评估了90项研究。23项研究符合纳入标准,包括1342名患者。总体体液反应率为0.40(95%CI0.35至0.47)。细胞介导的免疫反应的总比率为0.71(95%CI0.57至0.87)。自上次抗CD20治疗以来的时间间隔>6个月与较高的体液反应率相关,分别为0.63(95%CI0.53至0.72)和<6个月0.2(95%CI0.03至0.43);p=0<01。同样,循环B细胞的患者更频繁地表现出体液反应。抗CD20治疗的肾移植受者的体液反应率低于血液恶性肿瘤或自身免疫性疾病患者。
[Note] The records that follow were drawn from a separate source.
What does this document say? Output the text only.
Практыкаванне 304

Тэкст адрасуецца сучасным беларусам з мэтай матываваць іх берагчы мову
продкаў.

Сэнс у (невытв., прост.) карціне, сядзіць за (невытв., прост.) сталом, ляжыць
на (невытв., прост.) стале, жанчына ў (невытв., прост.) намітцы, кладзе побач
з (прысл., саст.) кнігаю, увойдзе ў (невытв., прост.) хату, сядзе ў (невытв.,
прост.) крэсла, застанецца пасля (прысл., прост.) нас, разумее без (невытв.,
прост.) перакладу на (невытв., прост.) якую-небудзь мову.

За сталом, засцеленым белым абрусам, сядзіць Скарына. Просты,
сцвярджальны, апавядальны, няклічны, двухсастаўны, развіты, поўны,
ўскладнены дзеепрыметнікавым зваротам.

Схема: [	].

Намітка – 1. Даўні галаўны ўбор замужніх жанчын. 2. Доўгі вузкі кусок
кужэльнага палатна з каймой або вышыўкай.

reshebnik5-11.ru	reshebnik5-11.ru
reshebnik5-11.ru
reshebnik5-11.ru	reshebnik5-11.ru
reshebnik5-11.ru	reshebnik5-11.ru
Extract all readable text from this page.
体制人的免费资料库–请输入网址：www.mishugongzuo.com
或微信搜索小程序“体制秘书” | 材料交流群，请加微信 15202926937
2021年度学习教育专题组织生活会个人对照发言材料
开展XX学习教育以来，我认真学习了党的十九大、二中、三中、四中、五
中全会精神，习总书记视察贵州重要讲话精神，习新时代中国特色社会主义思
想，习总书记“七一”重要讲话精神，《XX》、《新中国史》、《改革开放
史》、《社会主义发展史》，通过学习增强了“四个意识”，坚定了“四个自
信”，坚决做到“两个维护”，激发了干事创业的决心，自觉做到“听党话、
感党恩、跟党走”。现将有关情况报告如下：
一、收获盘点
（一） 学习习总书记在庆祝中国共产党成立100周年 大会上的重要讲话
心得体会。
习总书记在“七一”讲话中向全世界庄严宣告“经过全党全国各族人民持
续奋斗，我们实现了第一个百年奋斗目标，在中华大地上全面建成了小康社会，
接受抗CD20治疗的患者在接种SARS-CoV-2疫苗后可产生体液和细胞介导的免疫反应,但肾移植受者或最近接受治疗且B细胞耗竭的患者等亚组存在非血清转换的高风险,应针对个性化的SARS-CoV-2疫苗接种策略进行单独评估.潜在的局限性是患者人数少和研究的异质性。
这项研究由伯尔尼大学医院资助。
我们搜索了PubMed,Embase,Medrxiv和SSRN使用搜索词“anti-CD20”的变体,“疫苗”和“COVID”,包括截至2021年8月21日的原始研究。我们排除了缺乏体液或细胞介导的免疫反应数据的研究,未指明的响应测试方法,疫苗接种和血液采样之间的时间范围不明或参与者人数少(≤3)。我们排除了既往有COVID-19疫苗疗程或未完成疫苗疗程的个体患者。主要终点是体液和细胞介导的免疫应答率。亚组分析包括抗CD20治疗以来的时间,B细胞耗竭和抗CD20治疗的适应症。我们使用比例的随机效应模型。
评估了90项研究。23项研究符合纳入标准,包括1342名患者。总体体液反应率为0.40(95%CI0.35至0.47)。细胞介导的免疫反应的总比率为0.71(95%CI0.57至0.87)。自上次抗CD20治疗以来的时间间隔>6个月与较高的体液反应率相关,分别为0.63(95%CI0.53至0.72)和<6个月0.2(95%CI0.03至0.43);p=0<01。同样,循环B细胞的患者更频繁地表现出体液反应。抗CD20治疗的肾移植受者的体液反应率低于血液恶性肿瘤或自身免疫性疾病患者。
接受抗CD20治疗的患者在接种SARS-CoV-2疫苗后可产生体液和细胞介导的免疫反应,但肾移植受者或最近接受治疗且B细胞耗竭的患者等亚组存在非血清转换的高风险,应针对个性化的SARS-CoV-2疫苗接种策略进行单独评估.潜在的局限性是患者人数少和研究的异质性。
这项研究由伯尔尼大学医院资助。